„Mozaaart“: Wer könnte diesen Schrei je vergessen, der den Film „Amadeus“ gesehen hat? Darin schreit der Komponist Antonio Salieri, weil er total gefrustet ist über seinen ihn überstrahlenden, mit 35 Jahren früh verstorbenen Konkurrenten Wolfgang Amadeus Mozart: ein Mann der unfassbar genialen Einfälle und – wie Briefe belegen – auch der Unterhaltung und Scherze.

Genau deshalb lassen wir nun kurz unsere Fantasie spielen und stellen uns dies vor: Mozart sitzt – im Wolkenreich – an einem Tisch aus der Barockzeit und komponiert. Da hört er von weitem: „Mozaaart“. Die acht Breaktänzerinnen und -tänzer der Dancefloor Destruction Crew (DDC), die Sopranistin Darlene Ann Dobisch und der Pianist Christoph Hagel rufen ihn: Er soll eilends herkommen, damit die Show „Breakin‘ Mozart“ auf der Bühne des Stadttheaters Olten pünktlich beginnen kann.

Breakin' Mozart

Breakin' Mozart im Stadttheater Olten

Das Folgende entspringt nun aber nicht unserer Fantasie, sondern der Realität. Auf der Bühne in Olten sitzt tatsächlich Mozart, trägt eine weiss gepuderte Perücke, schreibt Noten – und dazu spielt Christoph Hagel eine Klaviersonate des Komponisten. Doch plötzlich verkrampft sich Mozarts Hand; er streckt sie in die Höhe und damit geschieht auch mit seinem Körper Ungewöhnliches. Dieser dehnt sich in die Länge, zuckt und wird wie von unsichtbaren Mächten gelenkt, übers Klavier gezogen. Mit einem Mal ist Mozart aber nicht mehr alleine; eine Gruppe junger, sehr heutig wirkender Menschen nimmt die Bühne in Besitz – und zeigt dort, wie lässig, artistisch und atemberaubend Breakdance sein kann. Und das zur Musik von Mozart! Das geht doch nicht, hat man im ersten Moment noch gedacht, wurde aber rasch eines Besseren belehrt.
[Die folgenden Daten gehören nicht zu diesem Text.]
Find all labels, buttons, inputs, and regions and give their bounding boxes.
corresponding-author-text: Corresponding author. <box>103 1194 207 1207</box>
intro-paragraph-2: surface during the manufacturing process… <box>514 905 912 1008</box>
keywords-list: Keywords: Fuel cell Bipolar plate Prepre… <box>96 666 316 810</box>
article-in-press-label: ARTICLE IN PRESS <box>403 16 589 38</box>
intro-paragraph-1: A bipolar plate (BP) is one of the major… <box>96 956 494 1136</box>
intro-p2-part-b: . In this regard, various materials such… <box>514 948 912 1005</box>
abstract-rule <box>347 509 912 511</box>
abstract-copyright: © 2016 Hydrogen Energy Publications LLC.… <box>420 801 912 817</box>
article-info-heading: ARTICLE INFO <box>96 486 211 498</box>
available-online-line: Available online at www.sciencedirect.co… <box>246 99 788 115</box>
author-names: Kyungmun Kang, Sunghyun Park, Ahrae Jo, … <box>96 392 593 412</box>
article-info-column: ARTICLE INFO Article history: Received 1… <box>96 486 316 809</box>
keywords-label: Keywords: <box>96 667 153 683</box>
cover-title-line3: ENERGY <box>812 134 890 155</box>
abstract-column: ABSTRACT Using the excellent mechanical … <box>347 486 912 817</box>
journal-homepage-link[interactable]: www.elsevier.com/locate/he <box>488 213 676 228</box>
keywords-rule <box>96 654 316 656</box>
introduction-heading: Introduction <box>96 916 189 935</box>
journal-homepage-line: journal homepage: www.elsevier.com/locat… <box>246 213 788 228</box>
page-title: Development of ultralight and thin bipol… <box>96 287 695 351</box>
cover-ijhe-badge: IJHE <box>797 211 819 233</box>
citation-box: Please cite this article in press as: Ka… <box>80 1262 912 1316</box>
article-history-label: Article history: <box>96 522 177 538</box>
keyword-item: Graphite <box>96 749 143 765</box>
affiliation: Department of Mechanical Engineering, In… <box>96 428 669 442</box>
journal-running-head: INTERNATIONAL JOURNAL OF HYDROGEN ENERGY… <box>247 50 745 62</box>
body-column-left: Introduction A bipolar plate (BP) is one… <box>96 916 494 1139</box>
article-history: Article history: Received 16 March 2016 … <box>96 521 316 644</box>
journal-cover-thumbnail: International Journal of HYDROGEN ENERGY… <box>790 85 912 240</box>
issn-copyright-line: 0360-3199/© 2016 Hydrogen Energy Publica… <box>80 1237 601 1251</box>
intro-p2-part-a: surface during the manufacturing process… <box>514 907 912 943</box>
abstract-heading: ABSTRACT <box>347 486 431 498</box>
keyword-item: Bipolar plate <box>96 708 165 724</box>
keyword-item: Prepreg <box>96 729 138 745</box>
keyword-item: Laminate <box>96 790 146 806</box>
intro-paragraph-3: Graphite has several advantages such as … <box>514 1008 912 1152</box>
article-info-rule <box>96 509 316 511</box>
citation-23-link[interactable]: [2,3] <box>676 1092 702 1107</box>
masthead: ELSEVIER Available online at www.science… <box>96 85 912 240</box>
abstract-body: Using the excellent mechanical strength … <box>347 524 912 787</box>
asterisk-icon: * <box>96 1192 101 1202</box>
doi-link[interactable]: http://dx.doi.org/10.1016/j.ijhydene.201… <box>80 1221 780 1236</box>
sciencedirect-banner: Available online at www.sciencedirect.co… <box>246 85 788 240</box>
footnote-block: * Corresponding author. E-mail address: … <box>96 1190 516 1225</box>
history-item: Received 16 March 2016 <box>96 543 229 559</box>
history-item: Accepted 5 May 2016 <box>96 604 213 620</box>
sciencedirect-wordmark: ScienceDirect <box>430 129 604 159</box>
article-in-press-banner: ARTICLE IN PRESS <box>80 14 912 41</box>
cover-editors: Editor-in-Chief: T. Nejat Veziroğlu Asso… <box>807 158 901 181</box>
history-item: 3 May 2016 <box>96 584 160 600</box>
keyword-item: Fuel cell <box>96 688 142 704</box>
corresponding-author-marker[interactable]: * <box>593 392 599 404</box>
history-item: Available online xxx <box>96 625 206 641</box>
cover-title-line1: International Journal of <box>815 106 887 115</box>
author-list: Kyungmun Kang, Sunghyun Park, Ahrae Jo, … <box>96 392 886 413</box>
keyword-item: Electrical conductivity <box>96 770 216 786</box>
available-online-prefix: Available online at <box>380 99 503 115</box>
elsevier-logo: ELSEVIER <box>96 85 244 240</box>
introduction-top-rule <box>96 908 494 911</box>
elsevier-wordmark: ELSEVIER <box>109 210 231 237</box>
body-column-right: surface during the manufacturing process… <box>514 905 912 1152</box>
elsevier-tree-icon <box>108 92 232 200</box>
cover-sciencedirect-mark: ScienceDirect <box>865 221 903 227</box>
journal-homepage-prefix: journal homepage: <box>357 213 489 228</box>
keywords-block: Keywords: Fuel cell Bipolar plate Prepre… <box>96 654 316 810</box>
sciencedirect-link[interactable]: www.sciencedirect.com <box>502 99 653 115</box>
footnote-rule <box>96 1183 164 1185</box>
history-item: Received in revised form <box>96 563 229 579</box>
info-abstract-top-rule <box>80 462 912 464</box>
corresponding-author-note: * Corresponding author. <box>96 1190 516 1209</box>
Teils geradezu aberwitzig schwierige, jedoch ungemein locker und spielerisch „servierte“ Moves passen hervorragend zu jedem Sechzehntel der quirligen „Figaro“-Ouvertüre; ebenso zu den mit Koloraturen nur so gespickten Arien der Königin der Nacht (aus Mozarts Oper „Die Zauberflöte“) und damit zu einer unerwarteten Begegnung. Da verehrt und begehrt ein braver Junge mit Brille und Fliege mit roboterhaften Bewegungen die kratzbürstige Königin; wird von dieser aber mit dramatischen Gesten zurückgewiesen. Die Szene ist komisch, birgt aber auch Ironie – wie das gesamte Stück, das der Regisseur, Dirigent und Pianist Christoph Hagel angestossen hat, weil er überzeugt ist: „Mozart hat viel mit Unterhaltung zu tun.“

Deswegen lässt Hagel Mozarts Figuren und Musik auf Breakdance treffen, zu dem Elemente aus Hip-Hop und Urban Dance stossen. Das ist ein gewagter Mix, der beim Publikum aber ankommt. Gerade weil die Show mit dem Bezug auf Mozart eine ernsthafte Grundlage hat, kann man beinahe alles machen, ohne dass sie platt wird. Beispielsweise witzige Elemente in die Tänze einbauen.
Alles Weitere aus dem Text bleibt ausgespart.